How to Switch from GitHub to Self-Hosted Git: A Complete Guide

GitHub — owned by Microsoft — is the world's largest code hosting platform, but it routes all your source code through US infrastructure subject to the CLOUD Act. For Canadian government contractors, defence suppliers, healthcare software companies, and any organization where source code is a strategic asset, hosting your own Git repositories on Canadian servers is increasingly a security requirement. Tools like Gitea, Forgejo (the community fork), and GitLab Community Edition make self-hosting simple and free.

What You'll Gain

  • Complete code sovereignty: Your source code, commit history, and issues live entirely on Canadian infrastructure. No US government agency can compel Microsoft to produce your code.
  • Zero per-seat cost: Gitea, Forgejo, and GitLab CE are free open-source software. Your cost is server infrastructure only — typically $20–50/month on a Canadian VPS for small teams.
  • Full control: Configure retention policies, access controls, mirroring, and backups exactly to your requirements. No GitHub terms-of-service surprises.
  • Air-gapped option: For maximum security, self-hosted Git can run on an air-gapped internal network — impossible with GitHub or any hosted service.
  • No vendor lock-in: Standard Git protocols mean your repositories can be moved or mirrored at any time. You're not dependent on GitHub's availability or pricing decisions.

What You Might Miss

  • No GitHub Actions ecosystem: GitHub Actions has thousands of community actions. Self-hosted Gitea/GitLab CI requires more setup for equivalent pipelines.
  • Smaller community discovery: GitHub is where open-source developers hang out. For public-facing open source projects, GitHub's social network and discoverability are unmatched.
  • IT maintenance: You're responsible for server uptime, updates, backups, and security patching of your Git server.
  • External contributor friction: Contributors expect GitHub. External PRs require accounts on your self-hosted instance, which adds friction for open-source projects.

What You'll Need

  • Admin access to your current GitHub account for data export
  • Self-Hosted Git account (trial available)
  • 2–4 hours for initial setup and configuration
  • A test group of 5–10 users for the pilot phase
  • A communication plan for your team about the transition

Step-by-Step Migration

  1. Choose your platform: Gitea/Forgejo (lightweight, easy setup) or GitLab CE (full DevOps platform).

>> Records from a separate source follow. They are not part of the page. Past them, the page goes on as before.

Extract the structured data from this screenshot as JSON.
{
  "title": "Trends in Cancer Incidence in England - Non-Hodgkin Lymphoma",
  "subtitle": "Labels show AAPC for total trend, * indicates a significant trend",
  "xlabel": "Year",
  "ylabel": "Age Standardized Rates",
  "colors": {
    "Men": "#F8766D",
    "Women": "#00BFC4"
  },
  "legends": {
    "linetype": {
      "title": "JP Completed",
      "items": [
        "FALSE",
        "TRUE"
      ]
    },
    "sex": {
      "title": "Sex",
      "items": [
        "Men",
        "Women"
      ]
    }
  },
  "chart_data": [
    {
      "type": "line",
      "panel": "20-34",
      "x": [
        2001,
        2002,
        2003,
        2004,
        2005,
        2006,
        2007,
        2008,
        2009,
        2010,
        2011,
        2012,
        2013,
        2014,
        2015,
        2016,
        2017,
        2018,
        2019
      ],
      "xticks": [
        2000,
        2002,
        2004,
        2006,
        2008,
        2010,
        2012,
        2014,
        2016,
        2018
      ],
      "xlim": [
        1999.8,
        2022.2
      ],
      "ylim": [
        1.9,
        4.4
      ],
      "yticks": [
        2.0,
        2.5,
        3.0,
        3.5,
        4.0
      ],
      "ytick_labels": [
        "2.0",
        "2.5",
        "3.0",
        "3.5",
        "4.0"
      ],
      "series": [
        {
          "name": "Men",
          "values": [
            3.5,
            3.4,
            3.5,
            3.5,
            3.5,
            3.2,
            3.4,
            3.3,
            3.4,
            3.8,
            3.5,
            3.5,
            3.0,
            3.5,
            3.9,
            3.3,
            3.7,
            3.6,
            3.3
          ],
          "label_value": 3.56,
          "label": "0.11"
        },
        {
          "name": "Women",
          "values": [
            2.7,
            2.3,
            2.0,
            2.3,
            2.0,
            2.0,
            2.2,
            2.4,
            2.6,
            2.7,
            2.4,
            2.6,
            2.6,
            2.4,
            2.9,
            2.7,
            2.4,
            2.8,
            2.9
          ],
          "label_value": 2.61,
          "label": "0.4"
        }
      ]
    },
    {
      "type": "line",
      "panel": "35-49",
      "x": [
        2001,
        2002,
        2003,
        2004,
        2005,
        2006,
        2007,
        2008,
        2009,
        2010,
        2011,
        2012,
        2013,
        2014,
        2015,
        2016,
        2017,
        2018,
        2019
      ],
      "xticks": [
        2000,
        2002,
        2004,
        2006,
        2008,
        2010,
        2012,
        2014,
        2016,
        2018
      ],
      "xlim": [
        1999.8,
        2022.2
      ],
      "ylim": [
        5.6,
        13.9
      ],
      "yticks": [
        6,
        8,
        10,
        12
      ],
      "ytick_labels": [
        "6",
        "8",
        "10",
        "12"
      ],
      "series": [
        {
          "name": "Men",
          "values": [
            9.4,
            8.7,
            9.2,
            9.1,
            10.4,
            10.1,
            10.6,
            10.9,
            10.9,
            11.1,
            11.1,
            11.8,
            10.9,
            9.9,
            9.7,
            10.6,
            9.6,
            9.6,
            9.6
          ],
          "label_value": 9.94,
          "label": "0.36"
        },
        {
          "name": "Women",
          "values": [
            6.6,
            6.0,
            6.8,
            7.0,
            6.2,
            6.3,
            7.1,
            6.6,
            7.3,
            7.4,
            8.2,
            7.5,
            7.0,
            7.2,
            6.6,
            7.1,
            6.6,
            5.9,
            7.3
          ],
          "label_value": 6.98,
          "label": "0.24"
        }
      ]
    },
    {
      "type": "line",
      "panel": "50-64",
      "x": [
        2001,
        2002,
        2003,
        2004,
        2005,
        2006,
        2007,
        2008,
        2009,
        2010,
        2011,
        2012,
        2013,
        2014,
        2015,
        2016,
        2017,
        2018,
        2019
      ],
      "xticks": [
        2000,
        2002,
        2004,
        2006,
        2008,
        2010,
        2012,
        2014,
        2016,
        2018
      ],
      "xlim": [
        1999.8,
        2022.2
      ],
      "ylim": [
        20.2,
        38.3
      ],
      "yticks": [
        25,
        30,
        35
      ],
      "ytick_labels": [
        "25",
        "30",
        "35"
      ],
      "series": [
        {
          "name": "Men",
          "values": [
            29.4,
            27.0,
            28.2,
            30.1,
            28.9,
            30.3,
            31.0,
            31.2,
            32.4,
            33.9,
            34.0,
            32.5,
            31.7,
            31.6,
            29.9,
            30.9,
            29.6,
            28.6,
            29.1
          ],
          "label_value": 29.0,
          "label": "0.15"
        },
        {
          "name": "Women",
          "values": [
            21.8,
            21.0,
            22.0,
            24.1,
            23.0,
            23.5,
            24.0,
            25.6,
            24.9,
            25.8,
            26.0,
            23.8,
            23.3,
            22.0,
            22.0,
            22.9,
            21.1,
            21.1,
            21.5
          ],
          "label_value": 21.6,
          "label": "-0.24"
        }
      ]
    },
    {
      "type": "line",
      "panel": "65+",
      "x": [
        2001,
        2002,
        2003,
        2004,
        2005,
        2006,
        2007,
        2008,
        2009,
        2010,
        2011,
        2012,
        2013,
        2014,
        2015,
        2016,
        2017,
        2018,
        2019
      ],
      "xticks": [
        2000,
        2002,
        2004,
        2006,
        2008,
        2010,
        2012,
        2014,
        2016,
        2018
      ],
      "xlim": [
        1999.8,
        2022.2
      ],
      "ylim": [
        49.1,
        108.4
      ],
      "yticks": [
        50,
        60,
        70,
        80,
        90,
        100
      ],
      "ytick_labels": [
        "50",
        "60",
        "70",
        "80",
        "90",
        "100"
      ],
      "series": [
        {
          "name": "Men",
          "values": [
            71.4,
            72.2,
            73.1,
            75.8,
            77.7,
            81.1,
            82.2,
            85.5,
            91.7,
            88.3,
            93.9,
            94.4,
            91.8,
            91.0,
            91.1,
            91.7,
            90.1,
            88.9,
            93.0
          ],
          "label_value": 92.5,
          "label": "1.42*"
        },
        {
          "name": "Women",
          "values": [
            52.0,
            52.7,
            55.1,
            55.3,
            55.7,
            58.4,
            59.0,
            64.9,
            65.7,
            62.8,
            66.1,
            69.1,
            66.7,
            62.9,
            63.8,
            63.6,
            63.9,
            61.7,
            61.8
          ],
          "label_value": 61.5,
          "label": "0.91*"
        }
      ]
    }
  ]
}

Gitea is faster to set up; GitLab CE offers more features including built-in CI/CD.
  2. Provision Canadian infrastructure: Set up a VPS on a Canadian cloud provider: AWS Canada (ca-central-1), OVHcloud Beauharnois QC, Hetzner (if Canadian data required), or your own server. Minimum 2 vCPU, 4GB RAM for Gitea; 4 vCPU, 8GB RAM for GitLab CE.
  3. Install and configure: Install Gitea or GitLab CE. Configure SSL (Let's Encrypt works well), SMTP for notifications, and OAuth/LDAP if you want SSO integration.
  4. Mirror repositories from GitHub: Use Gitea's built-in repository mirroring to pull all repos from GitHub. This maintains sync while you transition, allowing you to move at your own pace.
  5. Migrate issues and PRs: Use github-to-gitea migration tools or GitHub's export API to migrate issues and pull request history. Note: open PRs need to be recreated.
  6. Update CI/CD pipelines: Recreate GitHub Actions workflows as Gitea Actions (compatible syntax) or Gitlab CI pipelines. Test all build and deployment pipelines.
  7. Update webhooks and integrations: Update Slack/Teams notifications, Jira/Linear integrations, and deployment webhooks to point at your self-hosted instance.
  8. Redirect and archive GitHub: Add a notice to GitHub repos pointing to your new self-hosted location. Archive or delete GitHub repos once your team is fully migrated.

Tips for the Transition

  • Gitea's Docker image makes installation a one-command operation — ideal for teams without dedicated sysadmin resources.
  • Set up automated daily backups of your Gitea/GitLab database and repository storage from day one.
  • Forgejo (the community fork of Gitea) has an active development community and is a good choice for long-term sustainability.
  • Consider GitHub as a public mirror for any open-source components while keeping your private repos on self-hosted infrastructure.

The Canadian Angle

For Canadian government contractors under Protected B data requirements, or organizations under ITAR/export control, self-hosting code on Canadian servers is often the only compliant option. Canadian cloud providers like OVHcloud's Beauharnois, Quebec data centre and AWS ca-central-1 are commonly used for this purpose.

Timeline

Gitea can be deployed in a day. Full migration of a 50-person engineering team's GitHub repositories, CI/CD pipelines, and integrations typically takes 2–4 weeks.